I was raised half Roman Catholic, and out of my 10 or so years in the church during my youth I never kissed or bowed to anything. There were statues of the Holy Family in the sanctuary, but we never interacted with them.
This is a problem in some non-Catholic countries exclusively but not in Western Europe (except GB and France) and in South America, I guess. In my country (i.e. Italy) it is of common use for Catholics to bow and cross oneself in front of statues, and I can witness personally of a statue of Pope John XXIII in Sotto il Monte (the locality where he was born, some 10-15 km away from my home) being completely ruined by time everywhere but on his hands, whom the faithful continuously kiss and touch in veneration. The same happens every day also in a sanctuary 5 km from my home, in Ghiaie di Bonate, where a series of apparitions of the Virgin to a little girl occured during WW2. The statue of Crucified Jesus is continuously revered by the faithful with kisses on his feet and signs of the cross, exactly the same kind of piety the Orthodox pay to their icons. Anyway, to RCs statue veneration seems kind of being more limited to the miraculous statues and, for instance, to the statues held in sanctuaries, as they come to convey a "supernatural" contact with God. More in general, there is plenty of little statues depicting the Virgin in private homes where the family lits candles (I have one myself in my home due to my mother's devotion to the Mother of God), and many devout Catholics have printed images of saints in their pockets, named santini
, especially of saints such as st. Benedict of Nursia, Pio of Pietralcina, st. Antonio of Padova etc.
If you want my opinion, I think that the early Catholics/Orthodox just didn't pay much attention to iconography not because they saw it as a form of idol worship, but because Christianity was a persecuted religion not only in the Roman Empire, but also in the East, and having a picture or statue representing a Christian context might have been enough to spend the last minutes in company of ferocious lions, if you know what I mean.

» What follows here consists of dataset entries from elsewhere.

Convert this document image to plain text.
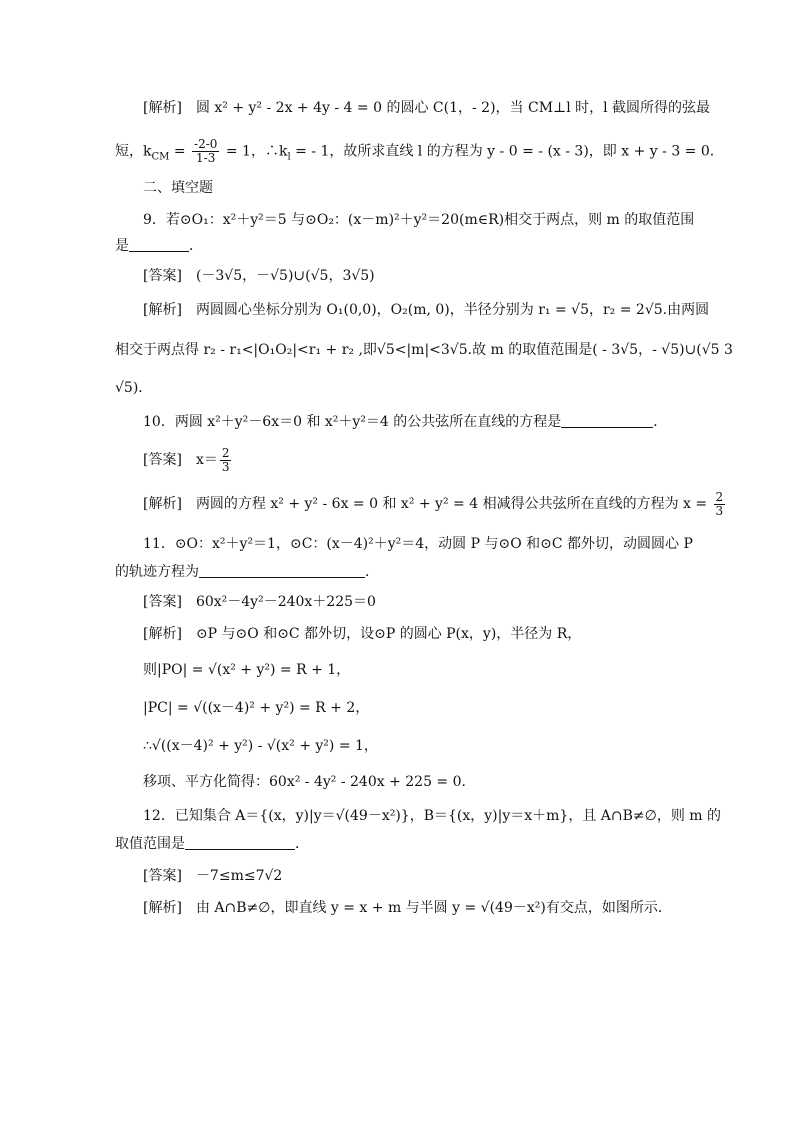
[解析] 圆 x² + y² - 2x + 4y - 4 = 0 的圆心 C(1，- 2)，当 CM⊥l 时，l 截圆所得的弦最
短，$k_{CM} = \frac{-2-0}{1-3} = 1$，$\therefore k_l$ = - 1，故所求直线 l 的方程为 y - 0 = - (x - 3)，即 x + y - 3 = 0.
二、填空题
9．若⊙O₁：x²＋y²＝5 与⊙O₂：(x－m)²＋y²＝20(m∈R)相交于两点，则 m 的取值范围
是	．
[答案] (－3√5，－√5)∪(√5，3√5)
[解析] 两圆圆心坐标分别为 O₁(0,0)，O₂(m, 0)，半径分别为 r₁ = √5，r₂ = 2√5.由两圆
相交于两点得 r₂ - r₁<|O₁O₂|<r₁ + r₂ ,即√5<|m|<3√5.故 m 的取值范围是( - 3√5，- √5)∪(√5 3
√5)．
10．两圆 x²＋y²－6x＝0 和 x²＋y²＝4 的公共弦所在直线的方程是	．
[答案] $x= \frac{2}{3}$
[解析] 两圆的方程 x² + y² - 6x = 0 和 x² + y² = 4 相减得公共弦所在直线的方程为 $x = \frac{2}{3}$
11．⊙O：x²＋y²＝1，⊙C：(x－4)²＋y²＝4，动圆 P 与⊙O 和⊙C 都外切，动圆圆心 P
的轨迹方程为	．
[答案] 60x²－4y²－240x＋225＝0
[解析] ⊙P 与⊙O 和⊙C 都外切，设⊙P 的圆心 P(x，y)，半径为 R，
则|PO| = √(x² + y²) = R + 1，
|PC| = √((x－4)² + y²) = R + 2，
∴√((x－4)² + y²) - √(x² + y²) = 1，
移项、平方化简得：60x² - 4y² - 240x + 225 = 0.
12．已知集合 A＝{(x，y)|y＝√(49－x²)}，B＝{(x，y)|y＝x＋m}，且 A∩B≠∅，则 m 的
取值范围是	．
[答案] －7≤m≤7√2
[解析] 由 A∩B≠∅，即直线 y = x + m 与半圆 y = √(49－x²)有交点，如图所示．
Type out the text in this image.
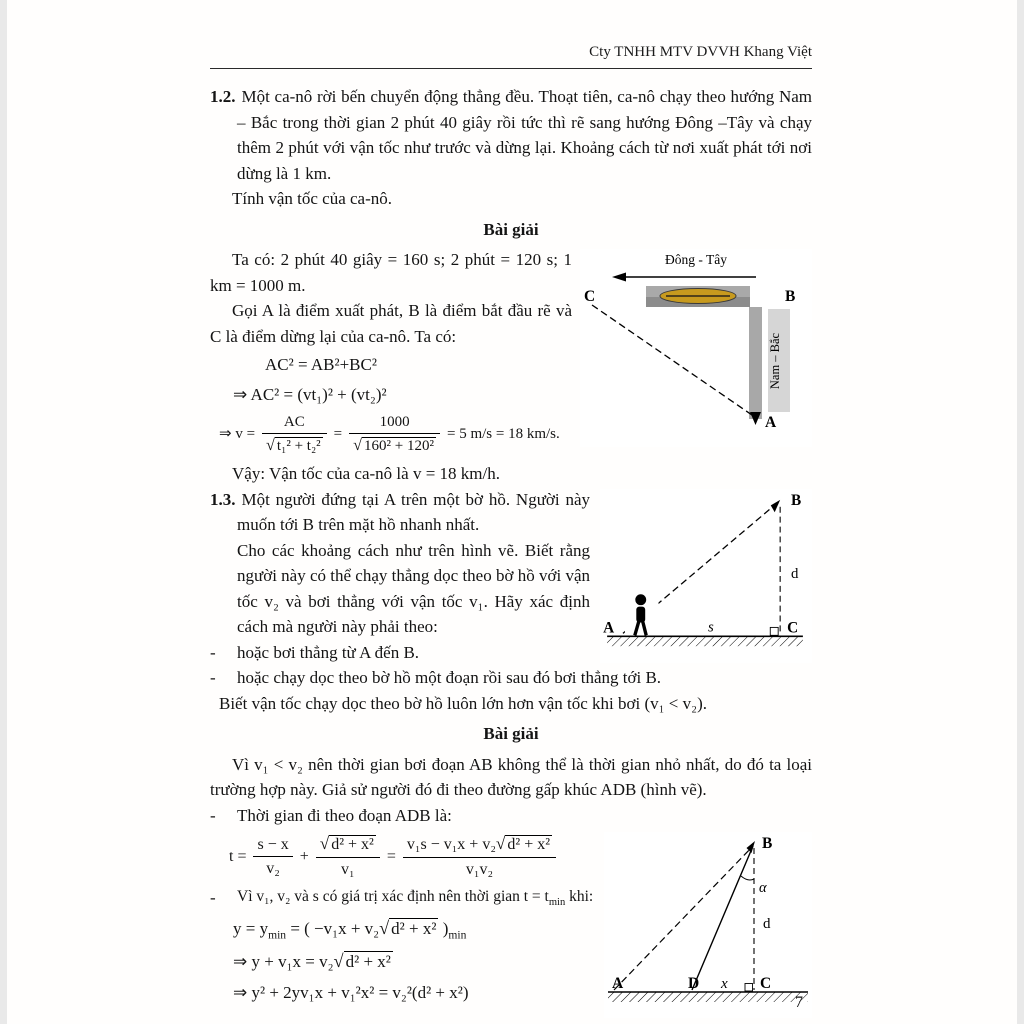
Cty TNHH MTV DVVH Khang Việt

1.2. Một ca-nô rời bến chuyển động thẳng đều. Thoạt tiên, ca-nô chạy theo hướng Nam – Bắc trong thời gian 2 phút 40 giây rồi tức thì rẽ sang hướng Đông –Tây và chạy thêm 2 phút với vận tốc như trước và dừng lại. Khoảng cách từ nơi xuất phát tới nơi dừng là 1 km.

Tính vận tốc của ca-nô.

Bài giải

Đông - Tây
C	B
Nam – Bắc
A

Ta có: 2 phút 40 giây = 160 s; 2 phút = 120 s; 1 km = 1000 m.

Gọi A là điểm xuất phát, B là điểm bắt đầu rẽ và C là điểm dừng lại của ca-nô. Ta có:

AC² = AB²+BC²

⇒ AC² = (vt₁)² + (vt₂)²

⇒ $v = \frac{AC}{\text{√ t₁² + t₂²}} = \frac{1000}{\text{√ 160² + 120²}} = 5$ m/s = 18 km/s.

Vậy: Vận tốc của ca-nô là v = 18 km/h.

B
d
A	s	C

1.3. Một người đứng tại A trên một bờ hồ. Người này muốn tới B trên mặt hồ nhanh nhất.
Cho các khoảng cách như trên hình vẽ. Biết rằng người này có thể chạy thẳng dọc theo bờ hồ với vận tốc v₂ và bơi thẳng với vận tốc v₁. Hãy xác định cách mà người này phải theo:

-	hoặc bơi thẳng từ A đến B.
-	hoặc chạy dọc theo bờ hồ một đoạn rồi sau đó bơi thẳng tới B.

Biết vận tốc chạy dọc theo bờ hồ luôn lớn hơn vận tốc khi bơi (v₁ < v₂).

Bài giải

Vì v₁ < v₂ nên thời gian bơi đoạn AB không thể là thời gian nhỏ nhất, do đó ta loại trường hợp này. Giả sử người đó đi theo đường gấp khúc ADB (hình vẽ).

-	Thời gian đi theo đoạn ADB là:
B
α
d
A	D x C
$t = \frac{s - x}{\text{v₂}} + \frac{\text{√ d² + x²}}{\text{v₁}} = \frac{\text{v₁s − v₁x + v₂√ d² + x²}}{\text{v₁v₂}}$
-	Vì v₁, v₂ và s có giá trị xác định nên thời gian $t = t_{min}$ khi:

$y = y_{min}$ = ( −v₁x + v₂√ d² + x² )$_{min}$

⇒ y + v₁x = v₂√ d² + x²

⇒ y² + 2yv₁x + v₁²x² = v₂²(d² + x²)

7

"Pure" iconography was almost restricted to the catacombs (and in this case, kissing a picture over a tomb would have sounded at least "strange"), and the only pictures with a sacred value were highly symbolic, such as the Fish (the Greek word for fish is an acronym for "Jesus Christ son of God, the Saviour"), the Lamb or the Shepherd. The veneration of these symbolic images was correctly prohibited, as the 7th Ecumenical Council repeats, as they don't portray Jesus, but only represent him in symbols. Also, I think that many Christians were afraid of pagan contaminations. Jewish iconography, while certainly present as others have consistently demonstrated before me, was limited and purism was necessary. The developping synthesis of the Judeo-Christian witness of faith with the historical cultural inheritance of Greco-Roman and Coptic art was seen as a compromise and a fall apart from the Jewish roots of Christendom but, as many choices of the Church Fathers showed (such as the 25th december Nativity date) have proved that "pre-Christian" doesn't mean "anti-Christian" since a little seed of light was present in the symbologies of other religions which well adapted to widespread the Gospel to the Gentiles.

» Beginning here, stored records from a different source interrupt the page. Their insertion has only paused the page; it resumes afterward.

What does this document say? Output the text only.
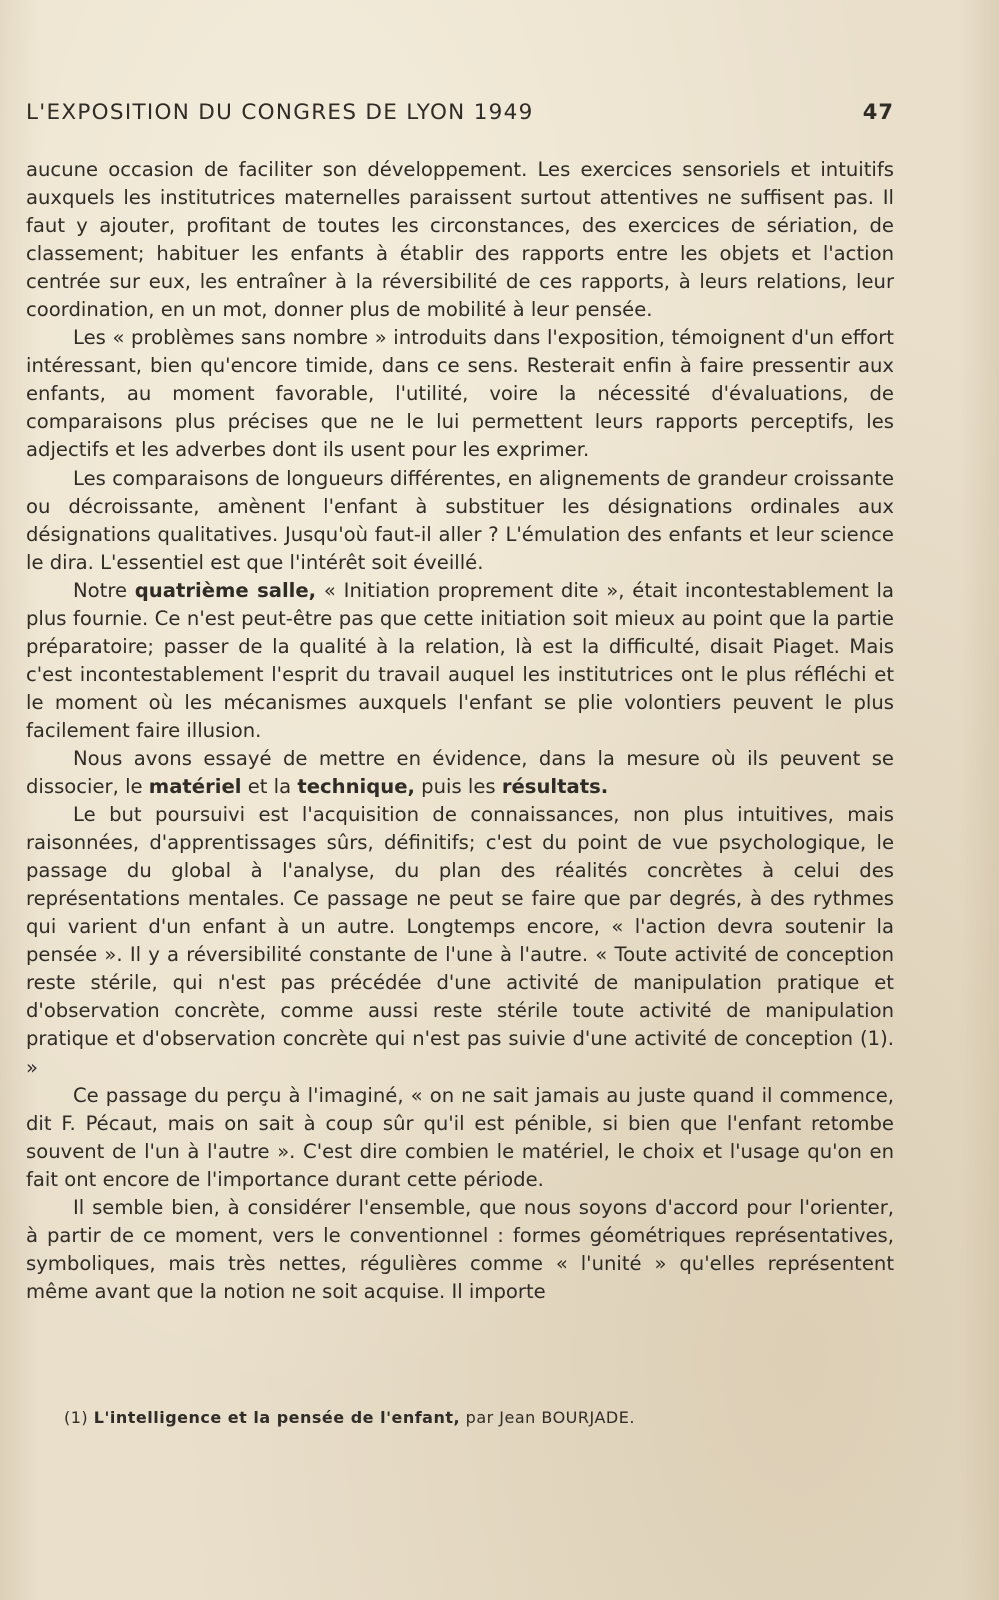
L'EXPOSITION DU CONGRES DE LYON 1949	47

aucune occasion de faciliter son développement. Les exercices sensoriels et intuitifs auxquels les institutrices maternelles paraissent surtout attentives ne suffisent pas. Il faut y ajouter, profitant de toutes les circonstances, des exercices de sériation, de classement; habituer les enfants à établir des rapports entre les objets et l'action centrée sur eux, les entraîner à la réversibilité de ces rapports, à leurs relations, leur coordination, en un mot, donner plus de mobilité à leur pensée.

Les « problèmes sans nombre » introduits dans l'exposition, témoignent d'un effort intéressant, bien qu'encore timide, dans ce sens. Resterait enfin à faire pressentir aux enfants, au moment favorable, l'utilité, voire la nécessité d'évaluations, de comparaisons plus précises que ne le lui permettent leurs rapports perceptifs, les adjectifs et les adverbes dont ils usent pour les exprimer.

Les comparaisons de longueurs différentes, en alignements de grandeur croissante ou décroissante, amènent l'enfant à substituer les désignations ordinales aux désignations qualitatives. Jusqu'où faut-il aller ? L'émulation des enfants et leur science le dira. L'essentiel est que l'intérêt soit éveillé.

Notre quatrième salle, « Initiation proprement dite », était incontestablement la plus fournie. Ce n'est peut-être pas que cette initiation soit mieux au point que la partie préparatoire; passer de la qualité à la relation, là est la difficulté, disait Piaget. Mais c'est incontestablement l'esprit du travail auquel les institutrices ont le plus réfléchi et le moment où les mécanismes auxquels l'enfant se plie volontiers peuvent le plus facilement faire illusion.

Nous avons essayé de mettre en évidence, dans la mesure où ils peuvent se dissocier, le matériel et la technique, puis les résultats.

Le but poursuivi est l'acquisition de connaissances, non plus intuitives, mais raisonnées, d'apprentissages sûrs, définitifs; c'est du point de vue psychologique, le passage du global à l'analyse, du plan des réalités concrètes à celui des représentations mentales. Ce passage ne peut se faire que par degrés, à des rythmes qui varient d'un enfant à un autre. Longtemps encore, « l'action devra soutenir la pensée ». Il y a réversibilité constante de l'une à l'autre. « Toute activité de conception reste stérile, qui n'est pas précédée d'une activité de manipulation pratique et d'observation concrète, comme aussi reste stérile toute activité de manipulation pratique et d'observation concrète qui n'est pas suivie d'une activité de conception (1). »

Ce passage du perçu à l'imaginé, « on ne sait jamais au juste quand il commence, dit F. Pécaut, mais on sait à coup sûr qu'il est pénible, si bien que l'enfant retombe souvent de l'un à l'autre ». C'est dire combien le matériel, le choix et l'usage qu'on en fait ont encore de l'importance durant cette période.

Il semble bien, à considérer l'ensemble, que nous soyons d'accord pour l'orienter, à partir de ce moment, vers le conventionnel : formes géométriques représentatives, symboliques, mais très nettes, régulières comme « l'unité » qu'elles représentent même avant que la notion ne soit acquise. Il importe

(1) L'intelligence et la pensée de l'enfant, par Jean BOURJADE.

When Christianity finally became the official religion of the Empire, Christians could finally do what was impossible to do under persecution, including supporting and enriching their religious piety with iconography. This is also the time when the Mandylion showed for the first time the true face of Jesus (when the relic was brought from Edessa to Constantinople) changing Christ's representation as a beardless youngster (typical imagery of the Greco-Roman religious system) with the double-bearded long-haired Christ of the Holy Mandylion (cfr. the Shroud of Turin).
The tradition of st. Luke depicting the Virgin, st. Paul and st. Peter, is possibly symbolic but doesn't diminish its value. In his Gospel and in the Acts, Luke was able to "depict in words" the real essence of these characters while the other Gospels concentrated almost exclusively on Jesus himself. The three models of the Virgin attributed to Luke are, so to say, the "fruit" of the iconographic description of the Virgin:
- As the prototype of a loving mother (Mother of God of the Tenderness), showed in the episode of Mary perplexed and suffering for the prophecy of her Son's future destiny announced by the prophet in the temple;
- As the greatest prophetess and first disciple of her Son (Mother of God of the Way), showed in the Magnificat episode;
- In her Divine Motherhood (Mother of God of the Sign), showed in the Infancy Gospel section.
Of st. Peter and st. Paul, Luke gives good portraits in the Acts of the Apostles and, as Peter is concerned, in the "Tu es Petrus" episode particularly.